Ironically, while this new iteration of Bond that started when Craig took over the role in 200-‘s Casino Royale has been acting very much the lone wolf, the supporting cast is much more active in Spectre than they have been in the past several films. It seems that the standard Bond film formula has him receiving his orders from his superior M, his gadgets from the secret service’s armorer Q and have a quick flirt with Miss Moneypenny before heading out on a mission. Here, all of those characters, plus M’s Chief of Staff Bill Tanner, play a much more active role in the narrative. Moneypenny and Q both aid Bond in ways that require them to go behind their superior M’s back. And it is M’s dealing with the political side of the Nine Eyes program and the prospect of his intelligence branch being merged with MI5 that bring his character into an active and needed role in the film’s third act.

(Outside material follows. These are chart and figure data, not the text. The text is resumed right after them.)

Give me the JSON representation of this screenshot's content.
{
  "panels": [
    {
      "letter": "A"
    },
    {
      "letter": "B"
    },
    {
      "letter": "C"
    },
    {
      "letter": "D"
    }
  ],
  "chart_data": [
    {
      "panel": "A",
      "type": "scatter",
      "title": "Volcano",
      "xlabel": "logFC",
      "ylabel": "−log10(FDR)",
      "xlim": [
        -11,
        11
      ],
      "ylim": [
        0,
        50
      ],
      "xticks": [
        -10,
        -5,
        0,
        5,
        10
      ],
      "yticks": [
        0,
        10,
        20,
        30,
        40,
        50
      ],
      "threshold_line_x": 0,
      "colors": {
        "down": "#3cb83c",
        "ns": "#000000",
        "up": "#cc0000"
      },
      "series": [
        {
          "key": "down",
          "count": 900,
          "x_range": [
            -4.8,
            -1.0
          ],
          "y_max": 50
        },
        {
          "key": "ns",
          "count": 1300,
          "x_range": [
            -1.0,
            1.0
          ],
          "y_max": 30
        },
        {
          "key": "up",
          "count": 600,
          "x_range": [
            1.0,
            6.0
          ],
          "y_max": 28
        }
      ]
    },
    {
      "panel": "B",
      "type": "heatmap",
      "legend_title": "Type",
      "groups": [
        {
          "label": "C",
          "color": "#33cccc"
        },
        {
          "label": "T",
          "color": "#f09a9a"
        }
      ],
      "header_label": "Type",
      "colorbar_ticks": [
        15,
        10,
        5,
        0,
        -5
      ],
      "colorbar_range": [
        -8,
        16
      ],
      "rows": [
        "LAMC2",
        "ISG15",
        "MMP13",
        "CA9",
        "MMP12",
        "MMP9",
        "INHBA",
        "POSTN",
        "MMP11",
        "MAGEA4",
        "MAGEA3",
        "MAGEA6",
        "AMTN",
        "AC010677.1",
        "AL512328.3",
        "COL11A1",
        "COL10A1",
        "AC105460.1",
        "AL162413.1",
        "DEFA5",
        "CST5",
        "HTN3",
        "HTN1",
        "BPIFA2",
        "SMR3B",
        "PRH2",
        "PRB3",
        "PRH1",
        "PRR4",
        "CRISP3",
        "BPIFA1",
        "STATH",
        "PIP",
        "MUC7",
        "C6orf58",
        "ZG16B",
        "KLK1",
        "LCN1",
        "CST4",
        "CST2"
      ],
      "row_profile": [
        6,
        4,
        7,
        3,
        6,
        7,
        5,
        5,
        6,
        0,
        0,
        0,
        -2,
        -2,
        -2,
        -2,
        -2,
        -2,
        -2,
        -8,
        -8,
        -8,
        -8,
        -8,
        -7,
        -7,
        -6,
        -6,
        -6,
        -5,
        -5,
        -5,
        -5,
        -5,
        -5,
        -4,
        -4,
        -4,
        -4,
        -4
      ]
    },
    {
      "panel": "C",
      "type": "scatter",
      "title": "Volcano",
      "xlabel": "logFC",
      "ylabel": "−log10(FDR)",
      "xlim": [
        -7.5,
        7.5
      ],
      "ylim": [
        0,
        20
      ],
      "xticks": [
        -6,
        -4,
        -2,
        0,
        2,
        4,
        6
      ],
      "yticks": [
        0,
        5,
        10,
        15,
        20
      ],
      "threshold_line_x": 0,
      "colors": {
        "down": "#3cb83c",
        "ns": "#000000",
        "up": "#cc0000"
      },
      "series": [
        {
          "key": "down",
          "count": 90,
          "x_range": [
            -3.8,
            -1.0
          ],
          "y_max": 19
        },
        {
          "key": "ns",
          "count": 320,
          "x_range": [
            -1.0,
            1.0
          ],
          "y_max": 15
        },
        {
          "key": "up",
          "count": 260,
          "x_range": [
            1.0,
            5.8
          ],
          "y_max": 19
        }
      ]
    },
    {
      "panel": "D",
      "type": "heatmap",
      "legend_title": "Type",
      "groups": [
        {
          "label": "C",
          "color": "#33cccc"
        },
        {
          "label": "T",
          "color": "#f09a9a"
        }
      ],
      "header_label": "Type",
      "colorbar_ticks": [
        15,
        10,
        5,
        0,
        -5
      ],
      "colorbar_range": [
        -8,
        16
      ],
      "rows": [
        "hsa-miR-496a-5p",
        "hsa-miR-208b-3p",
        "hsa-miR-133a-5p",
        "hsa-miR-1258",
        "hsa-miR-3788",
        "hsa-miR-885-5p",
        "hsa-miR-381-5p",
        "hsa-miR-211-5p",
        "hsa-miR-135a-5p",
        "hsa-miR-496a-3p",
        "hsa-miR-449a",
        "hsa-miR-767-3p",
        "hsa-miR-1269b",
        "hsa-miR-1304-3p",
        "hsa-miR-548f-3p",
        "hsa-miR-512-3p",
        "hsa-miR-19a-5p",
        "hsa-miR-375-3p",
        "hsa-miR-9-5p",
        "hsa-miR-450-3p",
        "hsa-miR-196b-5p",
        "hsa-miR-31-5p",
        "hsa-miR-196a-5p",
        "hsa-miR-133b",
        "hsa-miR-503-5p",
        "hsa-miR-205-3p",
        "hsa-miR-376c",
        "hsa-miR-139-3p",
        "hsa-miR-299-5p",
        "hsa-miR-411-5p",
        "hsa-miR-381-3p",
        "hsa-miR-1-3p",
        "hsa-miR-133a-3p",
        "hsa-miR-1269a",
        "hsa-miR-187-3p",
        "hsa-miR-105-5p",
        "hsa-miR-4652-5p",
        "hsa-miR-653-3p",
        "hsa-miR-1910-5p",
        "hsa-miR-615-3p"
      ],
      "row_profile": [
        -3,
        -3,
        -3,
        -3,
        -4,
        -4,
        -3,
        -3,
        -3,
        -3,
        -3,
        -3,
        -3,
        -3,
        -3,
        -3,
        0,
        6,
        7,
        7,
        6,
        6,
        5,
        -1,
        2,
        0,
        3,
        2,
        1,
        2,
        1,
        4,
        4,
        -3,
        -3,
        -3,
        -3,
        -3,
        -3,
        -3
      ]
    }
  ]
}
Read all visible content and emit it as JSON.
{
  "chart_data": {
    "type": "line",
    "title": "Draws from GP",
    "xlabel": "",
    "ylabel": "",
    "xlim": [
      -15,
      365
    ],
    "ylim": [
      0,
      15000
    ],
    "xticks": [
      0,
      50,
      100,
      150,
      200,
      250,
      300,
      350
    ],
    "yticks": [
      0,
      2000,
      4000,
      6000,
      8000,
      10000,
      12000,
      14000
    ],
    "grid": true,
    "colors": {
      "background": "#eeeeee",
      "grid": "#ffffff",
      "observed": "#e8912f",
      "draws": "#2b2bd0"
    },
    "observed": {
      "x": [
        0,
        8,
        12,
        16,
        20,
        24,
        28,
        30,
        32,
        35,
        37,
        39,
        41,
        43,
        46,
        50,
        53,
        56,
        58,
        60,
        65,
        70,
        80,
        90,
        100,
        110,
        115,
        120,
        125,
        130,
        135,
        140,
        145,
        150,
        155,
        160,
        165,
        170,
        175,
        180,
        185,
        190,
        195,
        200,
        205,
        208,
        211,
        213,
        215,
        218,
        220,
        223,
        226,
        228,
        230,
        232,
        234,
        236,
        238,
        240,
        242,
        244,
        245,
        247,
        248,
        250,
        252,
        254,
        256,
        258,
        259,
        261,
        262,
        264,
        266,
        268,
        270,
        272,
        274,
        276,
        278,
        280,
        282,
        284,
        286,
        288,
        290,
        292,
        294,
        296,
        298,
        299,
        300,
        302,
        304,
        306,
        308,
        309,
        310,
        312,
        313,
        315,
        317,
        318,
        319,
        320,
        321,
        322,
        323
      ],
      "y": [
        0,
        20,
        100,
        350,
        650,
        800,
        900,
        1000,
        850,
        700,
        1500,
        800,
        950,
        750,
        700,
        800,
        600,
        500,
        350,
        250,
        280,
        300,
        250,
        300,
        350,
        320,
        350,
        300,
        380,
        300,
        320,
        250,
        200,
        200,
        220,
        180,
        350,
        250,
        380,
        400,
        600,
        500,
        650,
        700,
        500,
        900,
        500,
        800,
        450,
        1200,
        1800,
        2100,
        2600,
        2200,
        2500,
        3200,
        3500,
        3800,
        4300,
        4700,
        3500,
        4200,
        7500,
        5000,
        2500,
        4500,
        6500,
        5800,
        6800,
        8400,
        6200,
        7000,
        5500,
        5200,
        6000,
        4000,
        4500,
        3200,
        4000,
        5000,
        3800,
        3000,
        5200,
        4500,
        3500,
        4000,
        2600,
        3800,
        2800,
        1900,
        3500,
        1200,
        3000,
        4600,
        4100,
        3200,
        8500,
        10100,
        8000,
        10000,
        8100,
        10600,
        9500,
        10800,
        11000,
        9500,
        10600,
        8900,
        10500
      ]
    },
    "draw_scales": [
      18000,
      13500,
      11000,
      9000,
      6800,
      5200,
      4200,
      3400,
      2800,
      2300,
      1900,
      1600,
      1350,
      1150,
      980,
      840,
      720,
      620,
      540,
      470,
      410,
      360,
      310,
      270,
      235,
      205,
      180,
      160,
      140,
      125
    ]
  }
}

Unfortunately, not everyone is as well served by the film’s script as the franchise’s returning cast are. It is almost to be expected that Seydoux’s role as this installment’s Bond girl will be underwritten, which is a shame as if there was more depth to her role, it would help support certain actions that take place at the end of the film. Waltz’s Blofeld is also thinly defined and given that he has what should be a rather complicated relationship with Bond just based on the set up of this movie that comes as a disappointment. (We’re going to leave aside the logic of the character faking his own death and becoming the leader of the biggest terrorist organization on Earth, apparently just to fuck with his step-brother.)
Particularly shortchanged in the cast is Dave Batista. The MMA fighter-turned-actor displayed some impressive chops for a tyro actor in his Guardians Of The Galaxy debut last summer. Unfortunately, he is given far less to do here outside of being a hulking, physical presence. Sure, this is a character who could conceivably become as iconic as Goldfinger’s Odd Job (Harold Sakata) for a similar strong and silent screen presence, but when we know that Batista can deliver more than that it does feel as a bit of a waste here.
If we stand back and take a look at the Daniel Craig Bond-era in total, we can definitely see how the actor has taken the character on a long arc. From Casino Royale (2006) through 2008’s Quantum Of Solace and 2012’s Skyfall, we have slowly seen the growth of Bond as a Double-0 agent and explored the forces that have shaped him into the man he is. In Spectre, these forces are still at play and the foundation of the first three films is still very much an influence on his life. But in many ways, the film is also a very typical Bond adventure, just one of many.
If the next Bond film, and as the credits always tells us “James Bond Will Return,” is indeed Craig’s final outing as he has indicated, one does have to wonder where this arc will take us. Will Bond, in the body of the currently 47-year-old Craig, have a true confrontation with his own age and encroaching mortality? It almost seems logical to have Bond meet his death, as a way of closing off the current cycle of films to make way for a new actor in the role, though I doubt that the producers would want to kill off this golden egg-laying-goose even temporarily.